Читать книгу Geheimnis des Feueropals - A. B. Schuetze - Страница 8
Der Lebensstein
ОглавлениеSchweigend liefen sie nebeneinander durch die unterirdischen Gänge zum Versammlungsort. Obwohl er schon Hunderte Male diesen Weg gegangen war, beeindruckte Richard von Briesing die Vielfalt der aus sich selbst heraus strahlenden Steine immer wieder auf das Neue.
Die Stollen des Berges Omlamo, dem Berg der allwissenden Steine, waren keine gewöhnlichen Stollen. Vor Tausenden von Jahren wurden sie geschaffen. Der Boden bestand aus glatt geschliffenen Edelsteinen, deren Farben die eines Regenbogens widerspiegelten und der den Weg in die große Halle »Vita« zeigte. Die Wände waren in ihrer Urform belassen worden. Unendlich viele Kristalle erzeugten hier ein beinahe magisches Licht, welches so hell erstrahlte, dass keine weiteren Lichtquellen benötigt wurden.

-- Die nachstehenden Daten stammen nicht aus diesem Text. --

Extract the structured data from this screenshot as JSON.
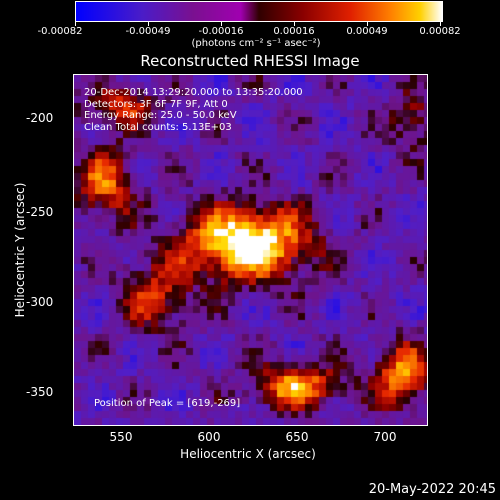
{
  "colorbar": {
    "ticks": [
      "-0.00082",
      "-0.00049",
      "-0.00016",
      "0.00016",
      "0.00049",
      "0.00082"
    ],
    "unit": "(photons cm⁻² s⁻¹ asec⁻²)"
  },
  "title": "Reconstructed RHESSI Image",
  "info": {
    "line1": "20-Dec-2014 13:29:20.000 to 13:35:20.000",
    "line2": "Detectors: 3F 6F 7F 9F, Att 0",
    "line3": "Energy Range: 25.0 - 50.0 keV",
    "line4": "Clean     Total counts: 5.13E+03"
  },
  "peak": "Position of Peak = [619,-269]",
  "x_axis": {
    "label": "Heliocentric X (arcsec)",
    "ticks": [
      "550",
      "600",
      "650",
      "700"
    ]
  },
  "y_axis": {
    "label": "Heliocentric Y (arcsec)",
    "ticks": [
      "-200",
      "-250",
      "-300",
      "-350"
    ]
  },
  "timestamp": "20-May-2022 20:45"
}
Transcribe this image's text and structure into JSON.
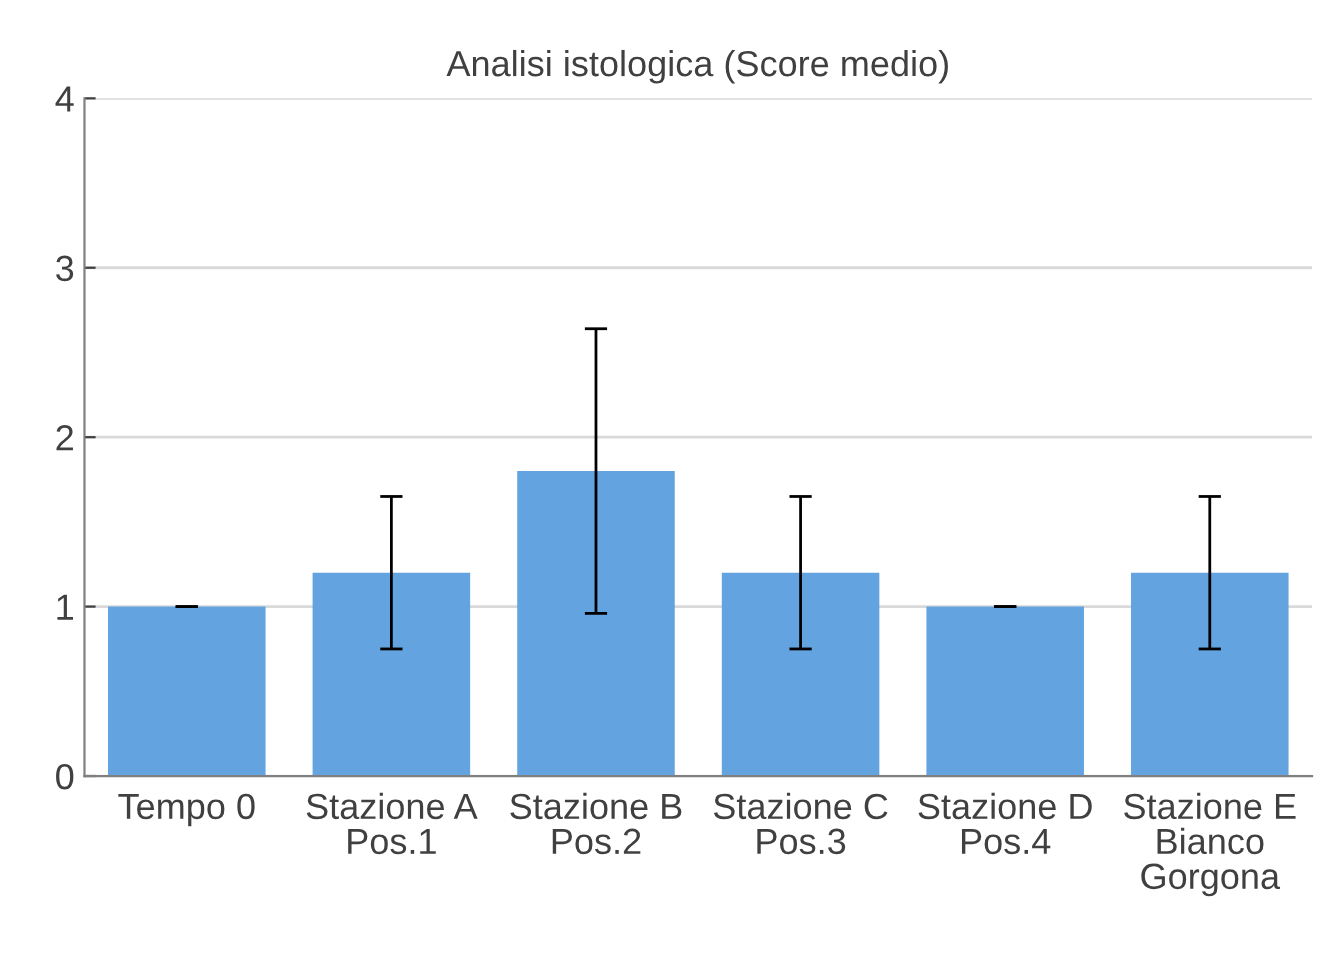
{
  "chart_data": {
    "type": "bar",
    "title": "Analisi istologica (Score medio)",
    "categories": [
      "Tempo 0",
      "Stazione A\nPos.1",
      "Stazione B\nPos.2",
      "Stazione C\nPos.3",
      "Stazione D\nPos.4",
      "Stazione E\nBianco\nGorgona"
    ],
    "values": [
      1.0,
      1.2,
      1.8,
      1.2,
      1.0,
      1.2
    ],
    "errors": [
      0,
      0.45,
      0.84,
      0.45,
      0,
      0.45
    ],
    "color": "#62a3e0",
    "ylim": [
      0,
      4
    ],
    "yticks": [
      0,
      1,
      2,
      3,
      4
    ],
    "grid": "y"
  }
}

„Schau dir das an! Kannst du dir vorstellen, was wäre, wenn die Menschen von diesem Ort wüssten?“
Georg schaute Richard, der sich um sich selbst drehte und auf all diese Pracht um sie herum deutete, fragend an. „Was willst du damit sagen? Wie kommst du ausgerechnet jetzt auf so etwas?“
„Keine Ahnung. Das schoss mir gerade eben durch den Kopf. … Wir leben jetzt schon seit Anbeginn der Zeit unter ihnen und haben unser Geheimnis wohl gehütet. Und das trotz der noch aus Urzeiten im Umlauf befindlichen Gerüchte, die auf unsere Existenz hinweisen.“
Lächelnd musterte McCullen seinen Freund von der Seite und schlang einen Arm um dessen Schulter. „He, ich weiß echt nicht, was plötzlich mit dir los ist. Seit wir hier sind, bist du so … so anders. So sonderbar. So eigenartig. … Ist es das, was dir Sorgen bereitet, dass jemand über unsere Existenz Kenntnisse hat? Du weißt aber auch, dass solche Informationen stets im Sande verlaufen. Allenfalls in Legenden enden. … Mann, Richard. Was bedrückt dich wirklich, dass du dir jetzt über derlei Dinge den Kopf zerbrichst?“
Richard runzelte die Stirn und überlegte einen Moment, wie er es seinem Freund begreiflich machen sollte, wenn nicht einmal er selbst den Ursprung seiner Bedenken kannte. „Ich weiß auch nicht. Vielleicht bin ich einfach zu alt für diese Welt. Ich habe schon so viel erlebt und gesehen … Schau sie dir an! … Da, Maritta mit ihren beiden Männern. Rudolfo hat es gut getroffen. Er hat seine Seelengefährtin gefunden. Sie ist schon lange eine von uns. Ihr Sohn bekommt heute seinen Lebensstein. Wir sind nur noch so wenige. Keiner weiß, wann der nächste dem Tod nicht entgehen kann, weil es uns nicht gelungen ist, das Leben seiner zukünftigen Gefährtin zu schützen. Außerdem … Es werden viel zu wenige weibliche Menschen mit den richtigen Fähigkeiten geboren. Wie viele haben wir derzeit zu beschützen? Zehn? Vielleicht. Und das weltweit … für beinahe dreitausend von uns.“
Während sich die beiden Männer unterhielten, begrüßten sie Rudolfo mit einem traditionellen Freundschaftsschlag, jeder legte dem anderen den rechten ausgestreckten Arm auf die rechte Schulter, und verneigten sich leicht vor Maritta.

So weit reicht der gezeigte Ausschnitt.